Alternatively, the unprepared lessee might find him or herself paying for, maintaining and managing two aircraft at once while the initial contract wraps up.
That’s why it’s generally a good idea to start making your transition plan 18 months before the end of the lease if you’re planning on leasing a new aircraft. If you’re planning on leasing a used aircraft, 6-12 months should be sufficient.
4. What obligations will I be responsible for as I move out of this lease?
Most lease obligations aren’t solely financial or limited to regular lease payments. Obligations to manage, insure, maintain and store the aircraft you’re leasing are important components of lease agreements, and can be a large component of the overall expenses.
In addition, the return conditions specified in the lease will come with its own obligations – specifically written to protect the expected value of the returned asset.
If you’re unprepared, you might find yourself blindsided, or underbudgeted as the lease term ends.
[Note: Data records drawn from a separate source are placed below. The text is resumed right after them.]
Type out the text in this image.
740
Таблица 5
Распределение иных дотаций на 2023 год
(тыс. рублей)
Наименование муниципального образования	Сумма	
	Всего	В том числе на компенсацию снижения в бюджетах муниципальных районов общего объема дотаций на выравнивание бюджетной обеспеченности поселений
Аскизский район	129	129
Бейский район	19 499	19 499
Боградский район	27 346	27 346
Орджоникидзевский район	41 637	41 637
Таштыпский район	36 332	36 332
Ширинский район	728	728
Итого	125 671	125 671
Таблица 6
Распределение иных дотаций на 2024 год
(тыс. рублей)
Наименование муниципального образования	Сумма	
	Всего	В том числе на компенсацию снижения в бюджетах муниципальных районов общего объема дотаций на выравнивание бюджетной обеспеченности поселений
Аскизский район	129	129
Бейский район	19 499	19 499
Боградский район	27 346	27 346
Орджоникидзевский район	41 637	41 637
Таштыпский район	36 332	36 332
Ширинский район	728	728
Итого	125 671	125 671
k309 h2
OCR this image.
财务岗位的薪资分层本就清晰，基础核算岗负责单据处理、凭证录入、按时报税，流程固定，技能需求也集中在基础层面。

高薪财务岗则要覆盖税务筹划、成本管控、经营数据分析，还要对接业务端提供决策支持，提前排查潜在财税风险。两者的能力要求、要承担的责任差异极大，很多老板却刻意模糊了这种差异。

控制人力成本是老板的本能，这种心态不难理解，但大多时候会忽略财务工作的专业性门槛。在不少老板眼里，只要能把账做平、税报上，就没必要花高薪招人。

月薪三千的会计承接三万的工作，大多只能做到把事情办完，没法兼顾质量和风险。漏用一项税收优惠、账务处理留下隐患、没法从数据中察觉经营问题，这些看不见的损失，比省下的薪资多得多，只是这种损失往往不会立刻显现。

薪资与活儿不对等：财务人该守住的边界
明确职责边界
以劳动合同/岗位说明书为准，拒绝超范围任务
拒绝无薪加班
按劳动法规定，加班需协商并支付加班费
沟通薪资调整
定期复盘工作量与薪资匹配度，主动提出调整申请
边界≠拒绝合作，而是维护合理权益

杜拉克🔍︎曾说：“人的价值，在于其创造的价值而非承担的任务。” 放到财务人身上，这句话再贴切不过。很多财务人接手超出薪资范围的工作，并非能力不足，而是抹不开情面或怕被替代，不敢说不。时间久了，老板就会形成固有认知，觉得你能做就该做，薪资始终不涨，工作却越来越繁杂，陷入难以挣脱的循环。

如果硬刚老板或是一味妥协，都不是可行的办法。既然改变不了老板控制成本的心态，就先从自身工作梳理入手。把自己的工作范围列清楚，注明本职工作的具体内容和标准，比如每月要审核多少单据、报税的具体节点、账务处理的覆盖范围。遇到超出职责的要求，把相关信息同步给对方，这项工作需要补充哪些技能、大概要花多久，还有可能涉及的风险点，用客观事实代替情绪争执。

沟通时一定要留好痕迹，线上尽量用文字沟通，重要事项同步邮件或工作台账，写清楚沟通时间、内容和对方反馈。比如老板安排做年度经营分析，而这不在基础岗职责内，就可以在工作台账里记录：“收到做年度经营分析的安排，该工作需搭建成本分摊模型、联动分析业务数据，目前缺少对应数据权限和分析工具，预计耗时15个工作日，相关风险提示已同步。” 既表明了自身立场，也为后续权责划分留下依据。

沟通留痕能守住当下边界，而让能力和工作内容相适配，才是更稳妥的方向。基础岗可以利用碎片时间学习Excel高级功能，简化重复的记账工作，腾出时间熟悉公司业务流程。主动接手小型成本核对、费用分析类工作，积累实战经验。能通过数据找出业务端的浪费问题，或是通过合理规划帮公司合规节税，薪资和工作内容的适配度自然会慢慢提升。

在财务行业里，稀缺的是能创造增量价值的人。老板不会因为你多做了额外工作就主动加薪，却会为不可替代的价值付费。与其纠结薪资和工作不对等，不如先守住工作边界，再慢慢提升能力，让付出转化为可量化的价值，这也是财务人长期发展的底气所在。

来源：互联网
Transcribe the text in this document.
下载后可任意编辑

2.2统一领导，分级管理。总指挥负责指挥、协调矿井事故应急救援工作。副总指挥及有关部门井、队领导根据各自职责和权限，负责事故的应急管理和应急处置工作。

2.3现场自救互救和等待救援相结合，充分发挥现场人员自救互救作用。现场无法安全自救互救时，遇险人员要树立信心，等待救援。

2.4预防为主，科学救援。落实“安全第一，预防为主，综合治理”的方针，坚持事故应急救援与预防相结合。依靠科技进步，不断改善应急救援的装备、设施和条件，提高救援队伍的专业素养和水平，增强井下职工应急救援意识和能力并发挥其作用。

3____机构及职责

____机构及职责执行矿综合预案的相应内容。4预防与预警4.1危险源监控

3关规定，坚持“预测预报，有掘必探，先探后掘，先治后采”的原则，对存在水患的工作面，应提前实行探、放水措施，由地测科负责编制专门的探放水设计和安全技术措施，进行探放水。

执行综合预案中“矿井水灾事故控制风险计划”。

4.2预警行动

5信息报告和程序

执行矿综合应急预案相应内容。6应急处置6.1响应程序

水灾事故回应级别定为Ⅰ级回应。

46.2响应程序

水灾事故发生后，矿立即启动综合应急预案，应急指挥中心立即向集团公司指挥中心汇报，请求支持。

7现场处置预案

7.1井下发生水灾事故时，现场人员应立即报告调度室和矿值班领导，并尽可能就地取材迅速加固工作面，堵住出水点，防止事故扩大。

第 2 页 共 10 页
You’ll find that an experienced lessor should be flexible in order to maintain an ongoing relationship, even if it’s a pre-expiration move into a different aircraft. In such cases, it’s usually possible to amend or extend the existing contract as necessary.
Early termination accommodations also exist, and they don’t necessarily have to come with a hefty penalty. Speak directly with your lessor and clearly articulate your needs and concerns as you plan your transition to find out what may be possible for you.
5. What kind of obligations am I getting into if I transition to a new lease?
Not all contracts are created equal. Depending on the experience of the lessor and how the agreement is structured, your obligations may be reasonable—or they may be draconian. Lessors that are focused on the corporate aviation market, typically take the time to fully understand their customer’s needs.
They manage their business models with a long-term view. They’re much more likely to structure transactions that are truly win/win agreements.
Both financial and non-financial obligations (maintenance, operation, etc.) affect the expenses, so it’s important to fully understand what you’re in for with a new lease and plan accordingly.
If you’re looking for a flexible operating lease that meets your requirements with minimal bureaucracy, you’ll likely want to consider a partner that has the expertise and market presence that cultivates customized solutions for its clients.